- Born: Ghana
- Education: St Roses Senior High
- Alma mater: Kwame Nkrumah University of Science and Technology (BSc.Electrical engineering), University of Ghana (MBA) Kellogg School of Management INSEAD
- Occupations: Business and Technology Executive
- Employers: Tigo Ghana; Vodafone Ghana; Telecel Ghana;
- Awards: Ghana Women of Excellence Awards (2020) Telecom CEO of the Year (2020)

= Patricia Obo-Nai =

Ghanaian telecommunications engineer

Patricia Obo-Nai is a Ghanaian engineer, the first Ghanaian to become Chief Executive Officer of Vodafone Ghana. Her appointment on 19 February 2019 took effect on 1 April 2019. She is a member of the Ghana Institution of Engineers, (GHIE) and Vodafone's executive committee. In May 2021, she was named among the top 50 Most Influential Female Leaders in Africa within the corporate and business sphere by Leading Ladies Africa.

== Education ==
Patricia Obo-Nai attended Bishop Bowers School for her basic education. For her O-Levels and A-Levels, she attended St Roses Senior High (Akwatia) and the Presbyterian Boys' Senior High School respectively. She continued at the Kwame Nkrumah University of Science and Technology where she obtained a bachelor's degree in electrical engineering. She holds an Executive MBA and Executive Education degree from the University of Ghana and Kellogg School of Management in USA respectively. She also acquired an Executive Education degree from INSEAD in France.

== Career ==
Patricia Obo-Nai has worked in information technology and telecommunications since 1997. Before her appointment at Vodafone, she worked with Millicom Ghana Limited, operators of Tigo for 14 years. In 2011, she moved on to join Vodafone as a Chief Technology Officer and a member of the Executive Committee. She was later promoted as the Director of Fixed Business and Customer Operations before she was appointed as CEO in 2019.

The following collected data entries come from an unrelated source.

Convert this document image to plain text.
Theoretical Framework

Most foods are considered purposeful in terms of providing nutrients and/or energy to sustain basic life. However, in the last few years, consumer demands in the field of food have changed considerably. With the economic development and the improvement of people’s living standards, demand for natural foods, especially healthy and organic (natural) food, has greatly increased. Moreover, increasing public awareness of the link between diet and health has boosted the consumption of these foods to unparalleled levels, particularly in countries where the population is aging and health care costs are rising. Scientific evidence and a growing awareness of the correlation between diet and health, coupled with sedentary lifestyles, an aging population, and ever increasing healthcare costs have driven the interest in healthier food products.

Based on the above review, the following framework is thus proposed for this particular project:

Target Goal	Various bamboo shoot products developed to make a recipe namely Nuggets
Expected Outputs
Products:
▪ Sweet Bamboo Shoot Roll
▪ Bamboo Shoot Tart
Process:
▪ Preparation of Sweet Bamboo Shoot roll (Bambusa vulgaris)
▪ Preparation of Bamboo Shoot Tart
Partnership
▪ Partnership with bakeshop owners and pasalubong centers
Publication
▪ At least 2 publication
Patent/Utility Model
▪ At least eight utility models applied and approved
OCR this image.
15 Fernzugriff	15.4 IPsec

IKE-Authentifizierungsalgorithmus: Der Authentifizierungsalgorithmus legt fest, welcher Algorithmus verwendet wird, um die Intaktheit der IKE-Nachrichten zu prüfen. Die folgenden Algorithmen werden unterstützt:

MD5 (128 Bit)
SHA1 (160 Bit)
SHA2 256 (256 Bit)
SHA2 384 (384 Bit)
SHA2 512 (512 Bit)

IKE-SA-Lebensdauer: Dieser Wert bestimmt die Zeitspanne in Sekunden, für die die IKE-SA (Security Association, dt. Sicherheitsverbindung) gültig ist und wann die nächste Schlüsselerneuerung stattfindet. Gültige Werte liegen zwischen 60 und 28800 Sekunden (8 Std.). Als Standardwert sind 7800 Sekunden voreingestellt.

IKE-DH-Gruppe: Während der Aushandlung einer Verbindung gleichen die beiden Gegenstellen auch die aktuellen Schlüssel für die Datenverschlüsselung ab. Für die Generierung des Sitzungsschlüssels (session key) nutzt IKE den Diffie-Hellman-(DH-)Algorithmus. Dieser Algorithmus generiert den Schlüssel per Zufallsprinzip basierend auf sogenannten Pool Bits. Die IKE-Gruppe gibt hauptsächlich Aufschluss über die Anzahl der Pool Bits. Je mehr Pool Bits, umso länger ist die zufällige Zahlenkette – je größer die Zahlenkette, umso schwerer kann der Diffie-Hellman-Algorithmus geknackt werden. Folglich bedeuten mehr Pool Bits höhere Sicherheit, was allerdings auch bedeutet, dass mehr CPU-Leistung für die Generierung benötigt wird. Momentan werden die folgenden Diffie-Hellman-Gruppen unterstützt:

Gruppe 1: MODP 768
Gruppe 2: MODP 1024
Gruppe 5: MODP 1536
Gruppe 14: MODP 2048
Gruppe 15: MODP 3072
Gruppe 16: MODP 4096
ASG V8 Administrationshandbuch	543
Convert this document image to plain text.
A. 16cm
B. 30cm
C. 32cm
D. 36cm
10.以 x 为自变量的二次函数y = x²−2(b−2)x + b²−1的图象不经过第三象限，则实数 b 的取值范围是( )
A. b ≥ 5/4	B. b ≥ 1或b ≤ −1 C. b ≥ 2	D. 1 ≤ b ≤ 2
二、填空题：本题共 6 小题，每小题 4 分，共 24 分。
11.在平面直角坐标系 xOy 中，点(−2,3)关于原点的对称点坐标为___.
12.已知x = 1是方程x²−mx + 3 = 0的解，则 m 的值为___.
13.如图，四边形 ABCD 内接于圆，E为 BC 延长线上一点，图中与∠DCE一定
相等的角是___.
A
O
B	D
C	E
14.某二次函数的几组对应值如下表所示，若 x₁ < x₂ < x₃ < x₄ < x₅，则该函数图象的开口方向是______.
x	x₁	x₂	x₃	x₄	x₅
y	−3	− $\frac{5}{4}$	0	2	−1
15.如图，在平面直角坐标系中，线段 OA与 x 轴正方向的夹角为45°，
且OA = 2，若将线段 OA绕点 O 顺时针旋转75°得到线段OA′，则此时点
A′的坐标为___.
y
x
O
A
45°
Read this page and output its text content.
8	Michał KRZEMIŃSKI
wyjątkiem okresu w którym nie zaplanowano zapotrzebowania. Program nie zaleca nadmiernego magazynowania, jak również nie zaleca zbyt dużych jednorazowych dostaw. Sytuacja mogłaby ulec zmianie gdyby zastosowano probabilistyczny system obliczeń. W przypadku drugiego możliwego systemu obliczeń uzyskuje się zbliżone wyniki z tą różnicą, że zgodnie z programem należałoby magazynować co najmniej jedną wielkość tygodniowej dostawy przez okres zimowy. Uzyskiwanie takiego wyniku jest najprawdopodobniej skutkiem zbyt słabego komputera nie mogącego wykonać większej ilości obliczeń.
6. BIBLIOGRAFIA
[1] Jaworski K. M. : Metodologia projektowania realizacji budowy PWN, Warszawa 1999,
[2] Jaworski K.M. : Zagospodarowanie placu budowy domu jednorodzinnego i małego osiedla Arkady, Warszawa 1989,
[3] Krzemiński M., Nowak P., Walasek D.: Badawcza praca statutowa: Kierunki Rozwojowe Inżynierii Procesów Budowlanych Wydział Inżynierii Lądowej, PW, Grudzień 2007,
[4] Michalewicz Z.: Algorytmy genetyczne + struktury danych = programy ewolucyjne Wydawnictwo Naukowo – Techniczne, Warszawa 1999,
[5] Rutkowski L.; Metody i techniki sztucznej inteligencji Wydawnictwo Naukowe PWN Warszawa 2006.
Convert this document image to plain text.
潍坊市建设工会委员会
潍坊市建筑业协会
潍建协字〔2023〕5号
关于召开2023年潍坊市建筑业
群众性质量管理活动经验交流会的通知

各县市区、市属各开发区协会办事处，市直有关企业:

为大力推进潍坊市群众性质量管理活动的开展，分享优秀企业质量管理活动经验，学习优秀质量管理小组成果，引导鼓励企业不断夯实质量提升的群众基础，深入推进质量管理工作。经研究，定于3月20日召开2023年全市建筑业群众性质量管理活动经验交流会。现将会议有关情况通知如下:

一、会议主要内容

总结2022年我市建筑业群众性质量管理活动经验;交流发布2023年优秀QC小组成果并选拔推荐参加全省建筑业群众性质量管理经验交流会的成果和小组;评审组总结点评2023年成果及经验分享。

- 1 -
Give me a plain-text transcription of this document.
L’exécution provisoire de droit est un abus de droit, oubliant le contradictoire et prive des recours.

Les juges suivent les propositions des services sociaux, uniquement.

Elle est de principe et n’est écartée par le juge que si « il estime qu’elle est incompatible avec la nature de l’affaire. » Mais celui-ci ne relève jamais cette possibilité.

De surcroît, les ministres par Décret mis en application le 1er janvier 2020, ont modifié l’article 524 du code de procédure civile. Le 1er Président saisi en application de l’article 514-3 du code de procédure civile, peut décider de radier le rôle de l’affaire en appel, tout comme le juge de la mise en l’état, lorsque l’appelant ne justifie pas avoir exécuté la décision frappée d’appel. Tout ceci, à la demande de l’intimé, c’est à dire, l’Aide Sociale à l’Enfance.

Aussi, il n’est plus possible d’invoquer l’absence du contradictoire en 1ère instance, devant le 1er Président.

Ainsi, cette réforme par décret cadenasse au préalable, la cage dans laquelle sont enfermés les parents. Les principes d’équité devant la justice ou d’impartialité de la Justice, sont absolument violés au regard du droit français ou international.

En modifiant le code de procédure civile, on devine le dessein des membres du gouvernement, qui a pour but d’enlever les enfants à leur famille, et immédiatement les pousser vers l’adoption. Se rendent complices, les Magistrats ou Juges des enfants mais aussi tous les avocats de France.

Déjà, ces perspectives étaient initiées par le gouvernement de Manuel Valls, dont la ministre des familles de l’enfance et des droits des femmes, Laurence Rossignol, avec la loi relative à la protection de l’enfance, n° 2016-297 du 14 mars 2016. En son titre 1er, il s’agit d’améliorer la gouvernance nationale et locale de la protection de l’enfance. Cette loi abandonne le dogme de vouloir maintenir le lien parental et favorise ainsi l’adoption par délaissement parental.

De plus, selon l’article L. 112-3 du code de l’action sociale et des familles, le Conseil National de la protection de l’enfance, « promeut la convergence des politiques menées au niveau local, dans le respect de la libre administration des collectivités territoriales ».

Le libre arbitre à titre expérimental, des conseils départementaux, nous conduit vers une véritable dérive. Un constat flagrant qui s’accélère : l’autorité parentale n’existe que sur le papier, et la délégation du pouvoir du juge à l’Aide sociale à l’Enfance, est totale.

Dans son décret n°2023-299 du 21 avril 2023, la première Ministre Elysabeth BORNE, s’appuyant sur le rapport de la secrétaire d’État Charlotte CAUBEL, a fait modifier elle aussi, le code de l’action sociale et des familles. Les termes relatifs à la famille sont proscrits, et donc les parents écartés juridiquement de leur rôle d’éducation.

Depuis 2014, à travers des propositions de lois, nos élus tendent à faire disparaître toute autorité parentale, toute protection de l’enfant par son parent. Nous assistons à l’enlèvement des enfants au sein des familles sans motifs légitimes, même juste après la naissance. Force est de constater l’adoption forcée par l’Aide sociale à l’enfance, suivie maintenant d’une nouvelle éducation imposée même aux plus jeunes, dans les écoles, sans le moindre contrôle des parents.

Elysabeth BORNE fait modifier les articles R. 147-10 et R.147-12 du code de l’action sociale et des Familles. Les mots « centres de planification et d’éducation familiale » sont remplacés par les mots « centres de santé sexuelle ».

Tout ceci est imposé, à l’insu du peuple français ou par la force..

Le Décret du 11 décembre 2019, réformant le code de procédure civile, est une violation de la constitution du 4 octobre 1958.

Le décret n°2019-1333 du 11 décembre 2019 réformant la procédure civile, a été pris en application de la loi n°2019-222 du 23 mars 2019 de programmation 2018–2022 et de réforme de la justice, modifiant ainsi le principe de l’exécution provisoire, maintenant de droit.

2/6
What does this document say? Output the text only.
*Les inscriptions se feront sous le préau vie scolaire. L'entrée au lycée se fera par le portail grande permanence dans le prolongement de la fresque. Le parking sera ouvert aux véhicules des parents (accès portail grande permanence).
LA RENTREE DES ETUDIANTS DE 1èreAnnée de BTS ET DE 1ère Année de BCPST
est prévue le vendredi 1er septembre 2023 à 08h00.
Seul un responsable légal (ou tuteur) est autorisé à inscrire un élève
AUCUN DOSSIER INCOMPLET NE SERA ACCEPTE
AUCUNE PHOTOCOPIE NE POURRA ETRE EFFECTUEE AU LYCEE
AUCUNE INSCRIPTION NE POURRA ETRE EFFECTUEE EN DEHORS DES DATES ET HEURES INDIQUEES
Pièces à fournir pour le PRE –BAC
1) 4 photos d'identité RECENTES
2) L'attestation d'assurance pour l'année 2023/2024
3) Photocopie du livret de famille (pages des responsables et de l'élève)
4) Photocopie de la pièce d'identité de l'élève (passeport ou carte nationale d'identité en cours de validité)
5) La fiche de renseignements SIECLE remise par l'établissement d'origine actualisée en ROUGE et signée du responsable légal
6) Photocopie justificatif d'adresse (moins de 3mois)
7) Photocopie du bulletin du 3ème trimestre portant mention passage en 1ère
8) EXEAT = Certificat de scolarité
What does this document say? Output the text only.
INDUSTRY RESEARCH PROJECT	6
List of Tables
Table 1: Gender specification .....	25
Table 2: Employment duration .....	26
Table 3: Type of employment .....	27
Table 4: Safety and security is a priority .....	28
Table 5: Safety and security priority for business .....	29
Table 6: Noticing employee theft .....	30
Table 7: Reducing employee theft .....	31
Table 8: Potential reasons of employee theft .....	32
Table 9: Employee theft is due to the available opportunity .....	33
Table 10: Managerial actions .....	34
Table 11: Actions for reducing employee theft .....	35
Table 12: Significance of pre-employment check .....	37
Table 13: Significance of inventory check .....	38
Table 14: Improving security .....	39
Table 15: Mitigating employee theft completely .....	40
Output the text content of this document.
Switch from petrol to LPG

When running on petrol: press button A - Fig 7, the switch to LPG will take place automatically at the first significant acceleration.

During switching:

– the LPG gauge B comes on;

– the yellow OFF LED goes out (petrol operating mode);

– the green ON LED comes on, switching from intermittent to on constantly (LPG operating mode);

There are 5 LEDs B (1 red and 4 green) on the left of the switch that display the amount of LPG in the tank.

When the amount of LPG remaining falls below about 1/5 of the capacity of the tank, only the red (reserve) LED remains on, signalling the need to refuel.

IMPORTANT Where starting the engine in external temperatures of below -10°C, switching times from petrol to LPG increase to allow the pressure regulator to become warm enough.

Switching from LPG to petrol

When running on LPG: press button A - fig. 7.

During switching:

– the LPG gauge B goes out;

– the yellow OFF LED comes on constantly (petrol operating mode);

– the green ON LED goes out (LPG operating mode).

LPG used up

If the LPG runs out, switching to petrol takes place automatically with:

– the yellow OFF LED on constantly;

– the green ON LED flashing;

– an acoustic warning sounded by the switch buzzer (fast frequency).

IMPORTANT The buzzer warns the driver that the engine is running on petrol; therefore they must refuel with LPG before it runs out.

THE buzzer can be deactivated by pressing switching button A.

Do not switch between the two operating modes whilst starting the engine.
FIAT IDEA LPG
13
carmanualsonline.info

She has served on a number of boards which includes the following: an advisory council member of the West African STEM Hub, advisory member of the Global Young Academy, Board member of the KNUST Foundation, a member of the Ghana Institute of Engineers and the Executive Women Network.

== Awards and honours ==
For her work she has received the following awards:

- 2012 - Best Female Technologist Award at the annual Ghana Telecom Awards in June
- 2017 - Distinguished Alumnus from the College of Engineering at KNUST
- 2018 - Listed as one of the 100 most inspiring women leaders in Vodafone
- 2019 - Won the Presec "Odade3" Honorary Torch Award
- 2020 - Ghana Women of Excellence Awards
- 2020 National Communications Awards Telecommunications Personality of the Year
- 2020 Sustainability and Social Impact (SSI) Awards STEM Leadership Award
- 2020 Ghana Information Technology and Telecom Awards (GITTA) Telecom CEO of the Year
- 2020 Young Professional Role Model in Women Executive Leadership Award
- 2021 Women Leadership Excellence Award at Ghana CEO’s Network Summit
- 2021 Africa’s Most Respected CEO Awards in the continent’s Telecommunications Industry
- 2022- Marketing Woman of the year at the Chartered Institute of Marketing, Ghana(CIMG) Annual National Awards.

== Personal life ==
Patricia is married with three (3) children.